Mstyslav Chernov dit qu'il a filmé 30 heures à Marioupol, mais n'a pu partager que 30 minutes de vidéo avec ses monteurs – comment envoyer des fichiers volumineux, comment accéder à WeTransfer pour des gigaoctets de MP4 en pleine guerre ? Une femme enceinte est filmée sur une civière après l’attaque russe contre la maternité de Marioupol : « Ses blessures étaient incompatibles avec la vie ; Nous avons fait tout ce que nous pouvions, un enfant mort a été extrait", a déclaré un médecin. La mère, selon Mstyslav Tchernov, savait que l'enfant était mort et a supplié : « Tuez-moi !

L'image a fait le tour du monde et le lendemain, le Kremlin a nié avoir visé des cibles civiles. Sergueï Lavrov, le ministre de Poutine qui pratique un discours cynique et cruel digne de l'époque stalinienne, a déclaré qu'il s'agissait d'un coup monté et, par conséquent, de « terrorisme informationnel ». Le plan s'est retourné contre lui : en contextualisant l'image, enregistrée immédiatement après l'attaque, 20 jours à Marioupol déconstruit et attrape la supercherie russe.

Le siège de Marioupol a duré près de trois mois – exactement 86 jours, lorsque l’Ukraine a admis, le 17 mai, qu’il était impossible de reprendre la ville. L'ampleur du siège est principalement due à la résistance des soldats et des civils retranchés dans l'immense aciérie d'Azovstal, construite à l'époque soviétique. En avril, on estimait que 95 % des bâtiments de la ville avaient déjà été totalement ou partiellement détruits par les combats et les bombardements.

Le bilan des victimes est encore flou : 25 10 civils ont été tués et 425 XNUMX soldats des deux côtés ont été tués. Sur la population d'origine, soit XNUMX XNUMX personnes, un peu plus d'un quart reste dans la ville : beaucoup ont fui vers d'autres régions d'Ukraine, et beaucoup d'autres ont été déportés vers la Russie.

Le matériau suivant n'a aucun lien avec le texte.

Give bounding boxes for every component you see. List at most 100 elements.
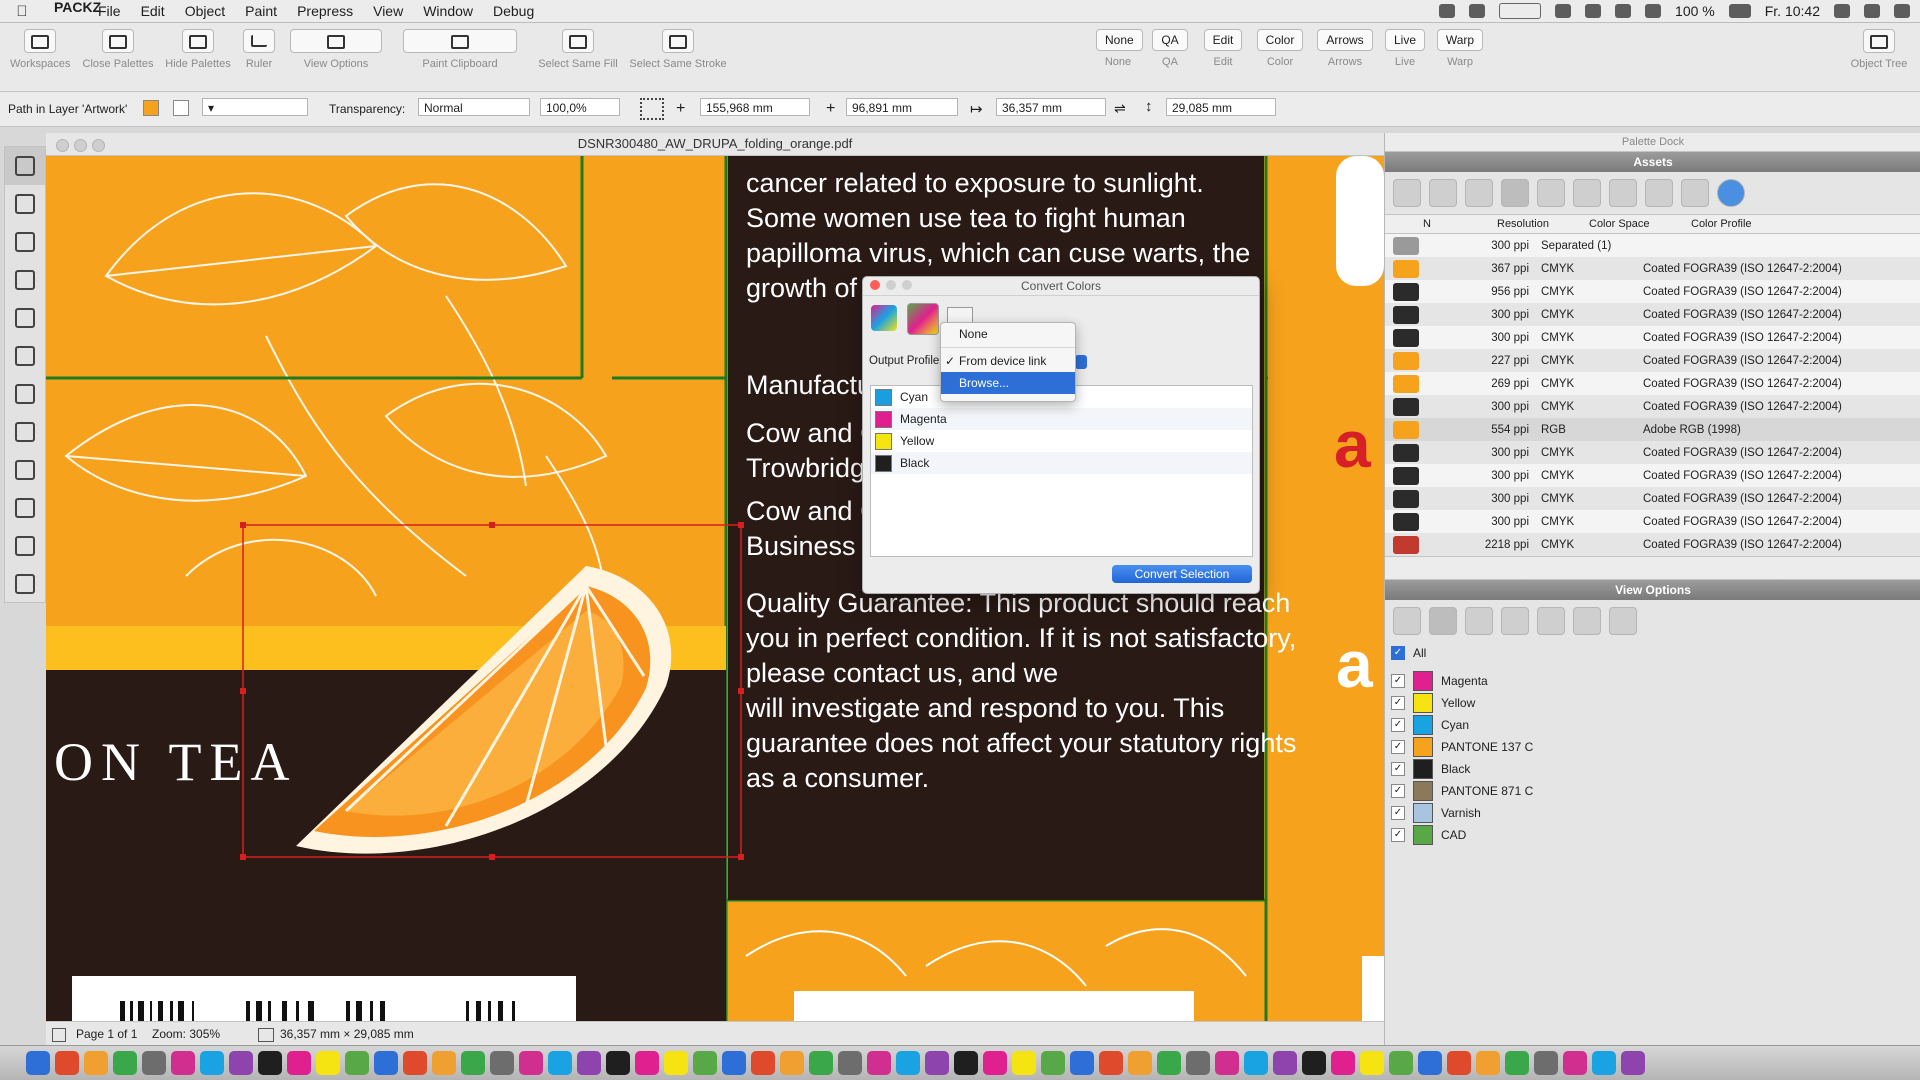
dialog-minimize-button[interactable]: [886, 280, 896, 290]
ruler-button[interactable]: Ruler: [242, 29, 276, 70]
menu-paint[interactable]: Paint: [235, 3, 287, 19]
dock-app-icon[interactable]: [345, 1051, 369, 1075]
separations-icon[interactable]: [1393, 607, 1421, 635]
dock-app-icon[interactable]: [1012, 1051, 1036, 1075]
wifi-icon[interactable]: [1615, 4, 1632, 18]
asset-row[interactable]: 2218 ppi CMYK Coated FOGRA39 (ISO 12647-2:…: [1385, 533, 1920, 556]
dock-app-icon[interactable]: [867, 1051, 891, 1075]
dock-app-icon[interactable]: [780, 1051, 804, 1075]
select-same-stroke-button[interactable]: Select Same Stroke: [626, 29, 730, 70]
dock-app-icon[interactable]: [171, 1051, 195, 1075]
col-color-profile[interactable]: Color Profile: [1691, 218, 1752, 230]
dock-app-icon[interactable]: [374, 1051, 398, 1075]
fill-swatch[interactable]: [143, 100, 159, 116]
pen-tool[interactable]: [5, 223, 45, 261]
asset-row[interactable]: 300 ppi CMYK Coated FOGRA39 (ISO 12647-2:2…: [1385, 487, 1920, 510]
dock-app-icon[interactable]: [548, 1051, 572, 1075]
separation-row[interactable]: ✓ CAD: [1385, 824, 1920, 846]
page-indicator[interactable]: Page 1 of 1: [76, 1022, 137, 1046]
qa-button[interactable]: QA QA: [1150, 29, 1190, 68]
dock-app-icon[interactable]: [1157, 1051, 1181, 1075]
rectangle-tool[interactable]: [5, 299, 45, 337]
dock-app-icon[interactable]: [432, 1051, 456, 1075]
dock-app-icon[interactable]: [809, 1051, 833, 1075]
menu-file[interactable]: File: [88, 3, 131, 19]
zoom-indicator[interactable]: Zoom: 305%: [152, 1022, 220, 1046]
ruler-tool[interactable]: [5, 565, 45, 603]
convert-mode-icon-2[interactable]: [907, 303, 939, 335]
workspaces-button[interactable]: Workspaces: [10, 29, 70, 70]
cloud-icon[interactable]: [1469, 4, 1486, 18]
asset-row[interactable]: 300 ppi Separated (1): [1385, 234, 1920, 257]
all-separations-row[interactable]: ✓ All: [1385, 642, 1920, 664]
link-proportions-icon[interactable]: ⇌: [1114, 100, 1126, 117]
separation-checkbox[interactable]: ✓: [1391, 806, 1405, 820]
asset-row[interactable]: 367 ppi CMYK Coated FOGRA39 (ISO 12647-2:2…: [1385, 257, 1920, 280]
list-view-icon[interactable]: [1393, 179, 1421, 207]
dock-app-icon[interactable]: [84, 1051, 108, 1075]
col-color-space[interactable]: Color Space: [1589, 218, 1691, 230]
menu-app-name[interactable]: PACKZ: [44, 0, 101, 23]
dock-app-icon[interactable]: [606, 1051, 630, 1075]
dock-app-icon[interactable]: [1476, 1051, 1500, 1075]
dropbox-icon[interactable]: [1439, 4, 1456, 18]
dock-app-icon[interactable]: [1389, 1051, 1413, 1075]
dock-app-icon[interactable]: [229, 1051, 253, 1075]
asset-row[interactable]: 300 ppi CMYK Coated FOGRA39 (ISO 12647-2:2…: [1385, 395, 1920, 418]
dock-app-icon[interactable]: [1302, 1051, 1326, 1075]
close-palettes-button[interactable]: Close Palettes: [80, 29, 156, 70]
separation-checkbox[interactable]: ✓: [1391, 828, 1405, 842]
select-same-fill-button[interactable]: Select Same Fill: [536, 29, 620, 70]
dock-app-icon[interactable]: [664, 1051, 688, 1075]
col-resolution[interactable]: Resolution: [1497, 218, 1589, 230]
dock-app-icon[interactable]: [1215, 1051, 1239, 1075]
spotlight-icon[interactable]: [1864, 4, 1880, 18]
dock-app-icon[interactable]: [1070, 1051, 1094, 1075]
zoom-tool[interactable]: [5, 413, 45, 451]
separation-row[interactable]: ✓ Varnish: [1385, 802, 1920, 824]
arrows-button[interactable]: Arrows Arrows: [1316, 29, 1374, 68]
eyedropper-tool[interactable]: [5, 527, 45, 565]
reference-point-icon[interactable]: [640, 98, 664, 120]
measure-tool[interactable]: [5, 489, 45, 527]
asset-row[interactable]: 300 ppi CMYK Coated FOGRA39 (ISO 12647-2:2…: [1385, 326, 1920, 349]
convert-mode-icon-1[interactable]: [871, 305, 897, 331]
dock-app-icon[interactable]: [693, 1051, 717, 1075]
hide-palettes-button[interactable]: Hide Palettes: [162, 29, 234, 70]
dock-app-icon[interactable]: [896, 1051, 920, 1075]
edit-button[interactable]: Edit Edit: [1202, 29, 1244, 68]
menu-window[interactable]: Window: [413, 3, 483, 19]
asset-row[interactable]: 300 ppi CMYK Coated FOGRA39 (ISO 12647-2:2…: [1385, 303, 1920, 326]
dock-app-icon[interactable]: [983, 1051, 1007, 1075]
battery-percent[interactable]: 100 %: [1675, 3, 1715, 19]
asset-row[interactable]: 300 ppi CMYK Coated FOGRA39 (ISO 12647-2:2…: [1385, 510, 1920, 533]
warp-button[interactable]: Warp Warp: [1436, 29, 1484, 68]
height-field[interactable]: 29,085 mm: [1166, 98, 1276, 116]
asset-row[interactable]: 300 ppi CMYK Coated FOGRA39 (ISO 12647-2:2…: [1385, 441, 1920, 464]
select-tool[interactable]: [5, 147, 45, 185]
dock-app-icon[interactable]: [55, 1051, 79, 1075]
move-tool[interactable]: [5, 185, 45, 223]
separation-row[interactable]: ✓ PANTONE 137 C: [1385, 736, 1920, 758]
text-tool[interactable]: [5, 337, 45, 375]
x-position-field[interactable]: 155,968 mm: [700, 98, 810, 116]
info-icon[interactable]: [1717, 179, 1745, 207]
notification-icon[interactable]: [1894, 4, 1910, 18]
separation-row[interactable]: ✓ PANTONE 871 C: [1385, 780, 1920, 802]
dock-app-icon[interactable]: [1505, 1051, 1529, 1075]
dock-app-icon[interactable]: [925, 1051, 949, 1075]
separation-row[interactable]: ✓ Magenta: [1385, 670, 1920, 692]
dialog-zoom-button[interactable]: [902, 280, 912, 290]
hand-tool[interactable]: [5, 451, 45, 489]
assets-panel-header[interactable]: Assets: [1385, 152, 1920, 172]
dock-app-icon[interactable]: [1041, 1051, 1065, 1075]
ink-row-magenta[interactable]: Magenta: [871, 408, 1252, 430]
view-options-button[interactable]: View Options: [290, 29, 382, 70]
menu-prepress[interactable]: Prepress: [287, 3, 363, 19]
asset-row[interactable]: 956 ppi CMYK Coated FOGRA39 (ISO 12647-2:2…: [1385, 280, 1920, 303]
minimize-window-button[interactable]: [74, 139, 87, 152]
dock-app-icon[interactable]: [1360, 1051, 1384, 1075]
menu-option-browse[interactable]: Browse...: [941, 372, 1075, 394]
dock-app-icon[interactable]: [316, 1051, 340, 1075]
dock-app-icon[interactable]: [954, 1051, 978, 1075]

Mstyslav Chernov a utilisé un Sony Alpha 7 et un simple objectif pour filmer. On n’avait pas le temps de changer d’objectif : le zoom était la solution. Le micro pour capter le son était également basique, mono bien sûr. La post-production du film s'est beaucoup améliorée, mais sans sons montés ni artificiels, explosions par exemple. "Je le filme, je dois éditer l'article et l'envoyer, quand la rédaction le reçoit, l'article est presque prêt."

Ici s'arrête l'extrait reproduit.